A period of technological revolution (an innovation phase) is associated with economic revival. When new as well as already-proven and reliable technologies are available, interest in new technological development temporarily declines and investment is diverted from research to maximal practical utilization. This period may be termed an application phase. It is also associated with economic growth and perhaps even an economic boom. However, at a certain moment profitability (profit/price ratio) from new innovations and new sectors declines to the level acquired from older traditional sectors. Markets are saturated by technological products – (market saturation – everybody has a mobile phone, every small town has a railway station) and new capital investment in this originally new sector will not bring any above-average profit (e.g. the first railways connected the biggest cities with many potential passengers, later ones had ever smaller and smaller customer potential, and the level of profit from each new railway was therefore lower than from the previous one). At this moment economic stagnation and crisis begin – but a will to risk and to try something new emerges. The stagnation and crisis are therefore overcome by a new technological revolution with new innovations which will revitalize the economy. And this new technological revolution is the beginning of a new wave.

The internal structure of each long wave of technological innovations with economic implications is as follows:

a) innovation phase – technological revolution (an economic revival after the crisis from the end of a previous wave)

b) application phase (an economic boom)

c) saturation of economy and society with innovations, impossibility of further extensive growth (an economic crisis)

==Technological revolutions==
In Smihula theory technological revolutions are the main engine of economic development, and hence long-term economic cycles are dependent on these waves of technological innovation.
Smihula identified during the modern age in society six waves of technological innovations begun by technological revolutions (one of them is a hypothetical revolution in the near future).
Unlike other scholars he believed that it is possible to find similar technological revolutions and long-term economic waves dependent on them even in pre-modern ages. (This is the most original part of the Smihula's theory.)

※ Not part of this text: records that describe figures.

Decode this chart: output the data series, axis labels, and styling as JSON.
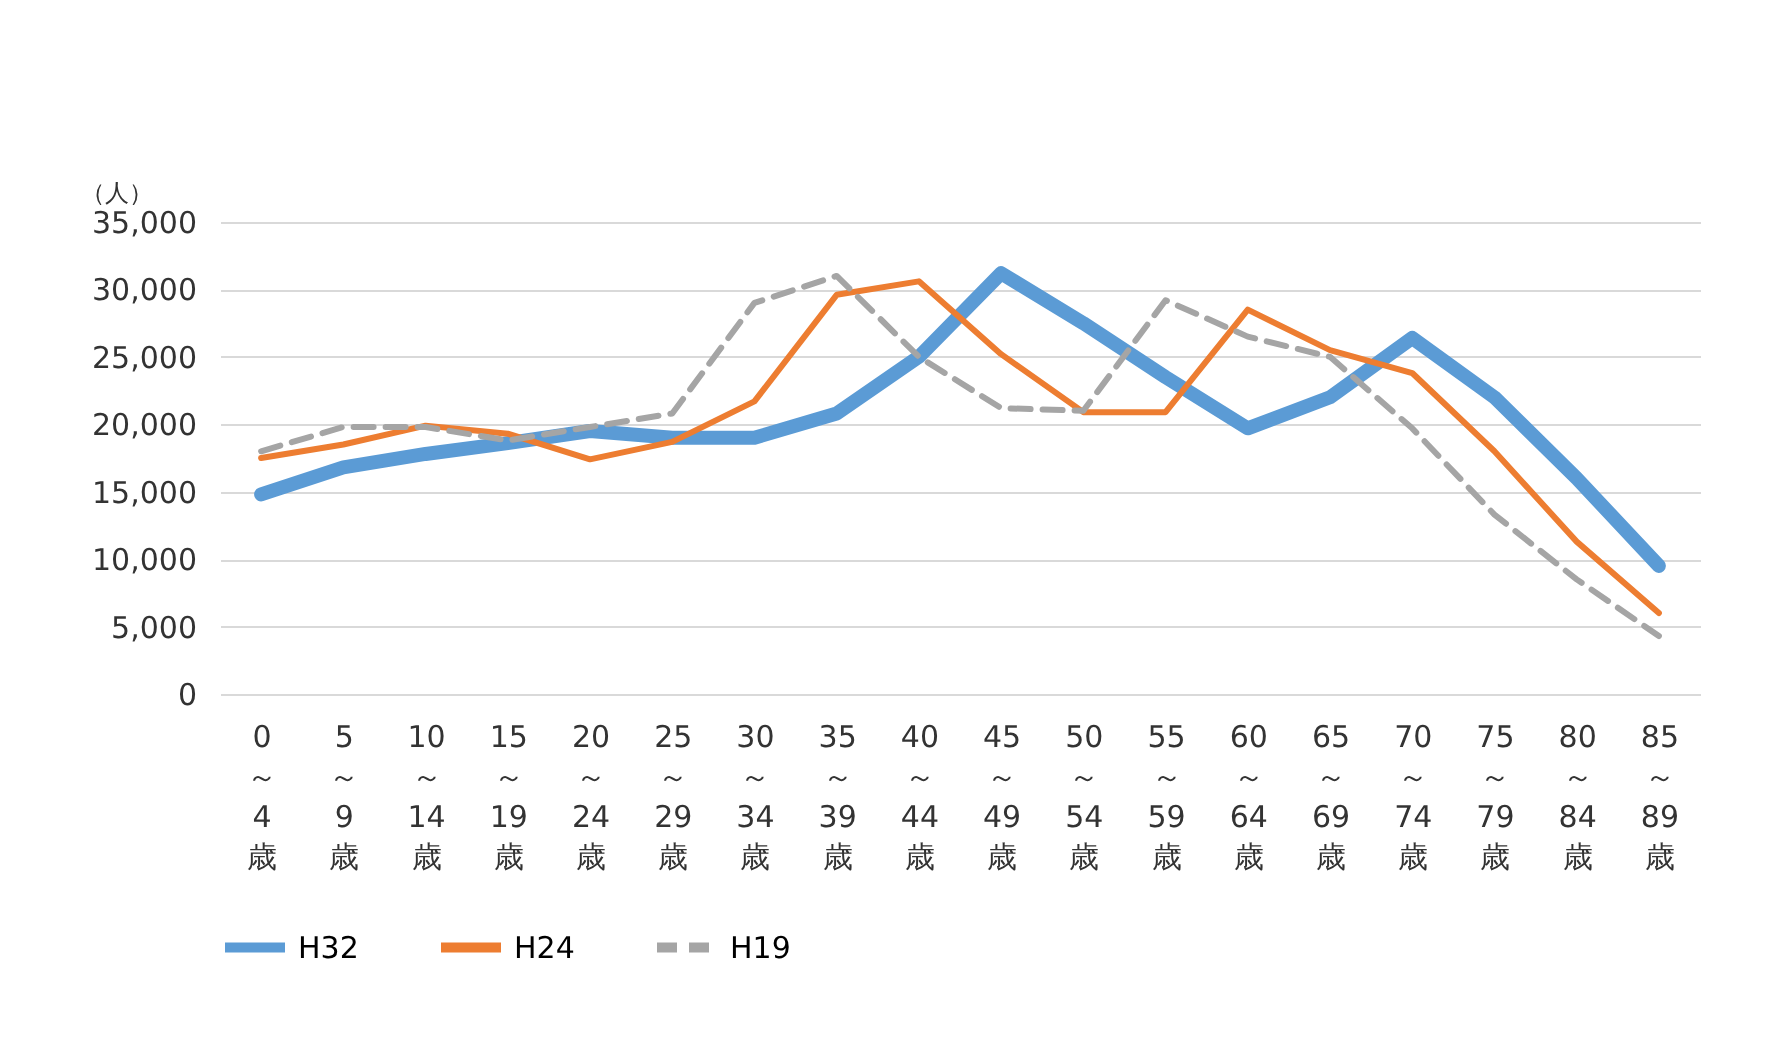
{
  "chart_data": {
    "type": "line",
    "ylabel": "（人）",
    "categories": [
      "0\n～\n4\n歳",
      "5\n～\n9\n歳",
      "10\n～\n14\n歳",
      "15\n～\n19\n歳",
      "20\n～\n24\n歳",
      "25\n～\n29\n歳",
      "30\n～\n34\n歳",
      "35\n～\n39\n歳",
      "40\n～\n44\n歳",
      "45\n～\n49\n歳",
      "50\n～\n54\n歳",
      "55\n～\n59\n歳",
      "60\n～\n64\n歳",
      "65\n～\n69\n歳",
      "70\n～\n74\n歳",
      "75\n～\n79\n歳",
      "80\n～\n84\n歳",
      "85\n～\n89\n歳"
    ],
    "series": [
      {
        "name": "H32",
        "color": "#5b9bd5",
        "line_style": "solid",
        "values": [
          14800,
          16800,
          17800,
          18600,
          19500,
          19000,
          19000,
          20800,
          25000,
          31200,
          27500,
          23500,
          19700,
          22000,
          26400,
          22000,
          16000,
          9500
        ]
      },
      {
        "name": "H24",
        "color": "#ed7d31",
        "line_style": "solid",
        "values": [
          17500,
          18500,
          19900,
          19300,
          17400,
          18700,
          21700,
          29600,
          30600,
          25200,
          20900,
          20900,
          28500,
          25500,
          23800,
          18000,
          11300,
          6000
        ]
      },
      {
        "name": "H19",
        "color": "#a5a5a5",
        "line_style": "dashed",
        "values": [
          18000,
          19800,
          19800,
          18800,
          19800,
          20800,
          29000,
          31000,
          25000,
          21200,
          21000,
          29200,
          26500,
          25000,
          19700,
          13300,
          8500,
          4300
        ]
      }
    ],
    "ylim": [
      0,
      35000
    ],
    "yticks": [
      0,
      {
        "value": 5000,
        "label": "5,000"
      },
      {
        "value": 10000,
        "label": "10,000"
      },
      {
        "value": 15000,
        "label": "15,000"
      },
      {
        "value": 20000,
        "label": "20,000"
      },
      {
        "value": 25000,
        "label": "25,000"
      },
      {
        "value": 30000,
        "label": "30,000"
      },
      {
        "value": 35000,
        "label": "35,000"
      }
    ],
    "grid": "y",
    "legend": "bottom",
    "marker": "none"
  }
}
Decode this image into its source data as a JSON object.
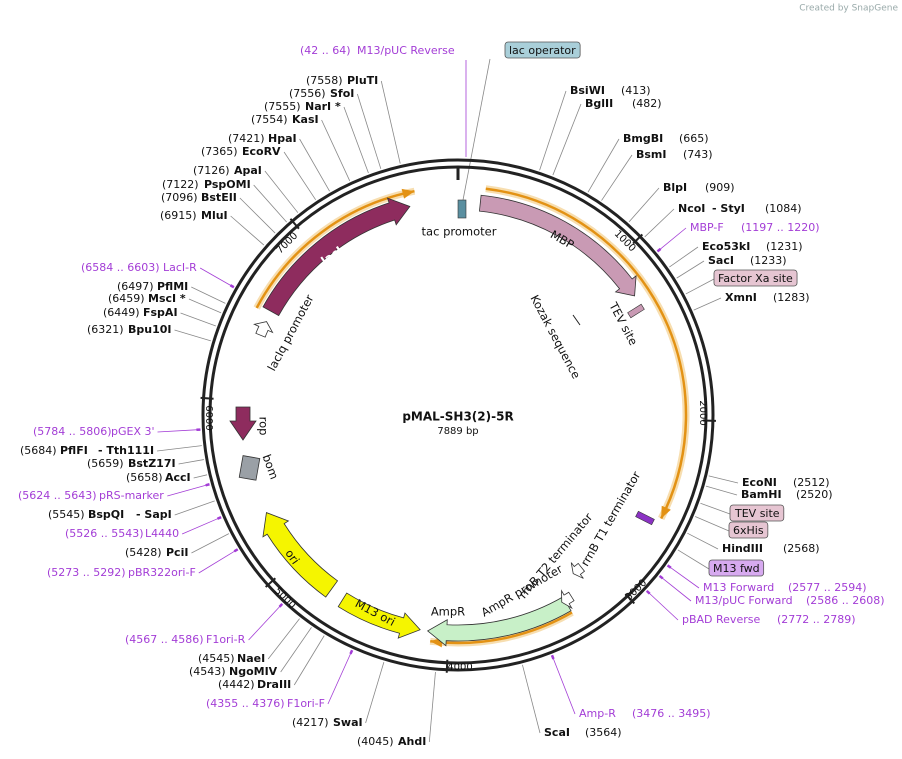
{
  "credit": "Created by SnapGene",
  "map": {
    "name": "pMAL-SH3(2)-5R",
    "length": "7889 bp",
    "ticks": [
      "1000",
      "2000",
      "3000",
      "4000",
      "5000",
      "6000",
      "7000"
    ],
    "sites": [
      {
        "name": "BsiWI",
        "pos": "(413)"
      },
      {
        "name": "BglII",
        "pos": "(482)"
      },
      {
        "name": "BmgBI",
        "pos": "(665)"
      },
      {
        "name": "BsmI",
        "pos": "(743)"
      },
      {
        "name": "BlpI",
        "pos": "(909)"
      },
      {
        "name": "NcoI",
        "name2": "- StyI",
        "pos": "(1084)"
      },
      {
        "name": "Eco53kI",
        "pos": "(1231)"
      },
      {
        "name": "SacI",
        "pos": "(1233)"
      },
      {
        "name": "XmnI",
        "pos": "(1283)"
      },
      {
        "name": "EcoNI",
        "pos": "(2512)"
      },
      {
        "name": "BamHI",
        "pos": "(2520)"
      },
      {
        "name": "HindIII",
        "pos": "(2568)"
      },
      {
        "name": "ScaI",
        "pos": "(3564)"
      },
      {
        "name": "AhdI",
        "pos": "(4045)"
      },
      {
        "name": "SwaI",
        "pos": "(4217)"
      },
      {
        "name": "DraIII",
        "pos": "(4442)"
      },
      {
        "name": "NgoMIV",
        "pos": "(4543)"
      },
      {
        "name": "NaeI",
        "pos": "(4545)"
      },
      {
        "name": "PciI",
        "pos": "(5428)"
      },
      {
        "name": "BspQI",
        "name2": "- SapI",
        "pos": "(5545)"
      },
      {
        "name": "AccI",
        "pos": "(5658)"
      },
      {
        "name": "BstZ17I",
        "pos": "(5659)"
      },
      {
        "name": "PflFI",
        "name2": "- Tth111I",
        "pos": "(5684)"
      },
      {
        "name": "Bpu10I",
        "pos": "(6321)"
      },
      {
        "name": "FspAI",
        "pos": "(6449)"
      },
      {
        "name": "MscI *",
        "pos": "(6459)"
      },
      {
        "name": "PflMI",
        "pos": "(6497)"
      },
      {
        "name": "MluI",
        "pos": "(6915)"
      },
      {
        "name": "BstEII",
        "pos": "(7096)"
      },
      {
        "name": "PspOMI",
        "pos": "(7122)"
      },
      {
        "name": "ApaI",
        "pos": "(7126)"
      },
      {
        "name": "EcoRV",
        "pos": "(7365)"
      },
      {
        "name": "HpaI",
        "pos": "(7421)"
      },
      {
        "name": "KasI",
        "pos": "(7554)"
      },
      {
        "name": "NarI *",
        "pos": "(7555)"
      },
      {
        "name": "SfoI",
        "pos": "(7556)"
      },
      {
        "name": "PluTI",
        "pos": "(7558)"
      }
    ],
    "primers": [
      {
        "name": "M13/pUC Reverse",
        "range": "(42 .. 64)"
      },
      {
        "name": "MBP-F",
        "range": "(1197 .. 1220)"
      },
      {
        "name": "M13 Forward",
        "range": "(2577 .. 2594)"
      },
      {
        "name": "M13/pUC Forward",
        "range": "(2586 .. 2608)"
      },
      {
        "name": "pBAD Reverse",
        "range": "(2772 .. 2789)"
      },
      {
        "name": "Amp-R",
        "range": "(3476 .. 3495)"
      },
      {
        "name": "F1ori-F",
        "range": "(4355 .. 4376)"
      },
      {
        "name": "F1ori-R",
        "range": "(4567 .. 4586)"
      },
      {
        "name": "pBR322ori-F",
        "range": "(5273 .. 5292)"
      },
      {
        "name": "L4440",
        "range": "(5526 .. 5543)"
      },
      {
        "name": "pRS-marker",
        "range": "(5624 .. 5643)"
      },
      {
        "name": "pGEX 3'",
        "range": "(5784 .. 5806)"
      },
      {
        "name": "LacI-R",
        "range": "(6584 .. 6603)"
      }
    ],
    "boxed_features": [
      "lac operator",
      "Factor Xa site",
      "TEV site",
      "6xHis",
      "M13 fwd"
    ],
    "features": [
      "tac promoter",
      "MBP",
      "lacI",
      "TEV site",
      "Kozak sequence",
      "lacIq promoter",
      "rop",
      "bom",
      "ori",
      "M13 ori",
      "AmpR",
      "AmpR promoter",
      "rrnB T2 terminator",
      "rrnB T1 terminator"
    ]
  }
}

Pre-modern technological waves:

| Wave | Period | Technological revolution | The most important innovations |
| A. | 1900–1100 BC | Indo-European technological revolution | horse-breeding, chariots, iron |
| B. | 700–200 BC | Celtic and Greek technological revolution | iron tools and weapons, Greek classical civilization |
| C. | 300–700 AD | Germano-Slavic technological revolution | two-field crop rotation, improvements in iron metallurgy, heavy plough, longboat, horse stirrups |
| D. | 930–1200 | Medieval technological revolution | horse-collar, horse-shoes, water and wind mills, paper, beans, fertilization, heavy cavalry, crossbow, three-field crop rotation, university |
| E. | 1340–1470 | Renaissance technological revolution | eyeglasses, fire-arms, spinning wheel, Hindu-Arabic numerals, blast furnace, letterpress, watch, astrolabe, compass, oceanic sails |

Modern technological waves:
| Wave | Period | Technological revolution | The leading sectors |
| 1. | 1600–1740 | Financial-agricultural revolution | finance, agriculture, trade |
| 2. | 1780–1840 | Industrial revolution | textiles, iron, coal, railways, canals |
| 3. | 1880–1920 | Technical revolution | chemistry, electrotechnical industry, machinery |
| 4. | 1940–1970 | Scientific-technical revolution | air-industry, nuclear industry, astronautics, synthetic materials, oil industry, cybernetics |
| 5. | 1985–2000 | Information and telecommunications revolution | telecommunications, cybernetics, informatics, internet |
| 6. | 2015–2025 (?) | hypothetical post-information technological revolution | biomedicine, nanotechnology, alternative fuel systems |

Theory of Smihula waves of technological revolutions is popular among supporters of the long economic waves (e.g. Kondratieff cycles) and among scholars who believe that the Great Recession was a result of the technological stagnation.

==Controversy==
As Smihula published his theory in the time of revived interest in long economic cycles and when a link between economic cycles and technological revolutions was generally accepted (e.g. in works of Carlota Perez), it did not evoke strong criticism or opposition.
On the other side it has the same problem as the other long-cycles theories – it is sometime hard to support them by exact data and the potential curve of a long time development is always modified by other short-time factors – therefore its course is always only a rather abstract reconstruction. Also the idea of concentration of the most important innovation in certain bordered periods seems to be very logical, but its verification depends on a very subjective definition of the "most important" innovations.
Smihula's theory of long waves of technological innovations and economic cycles dependent on them is more popular in Russia, Brazil and India than in Europe.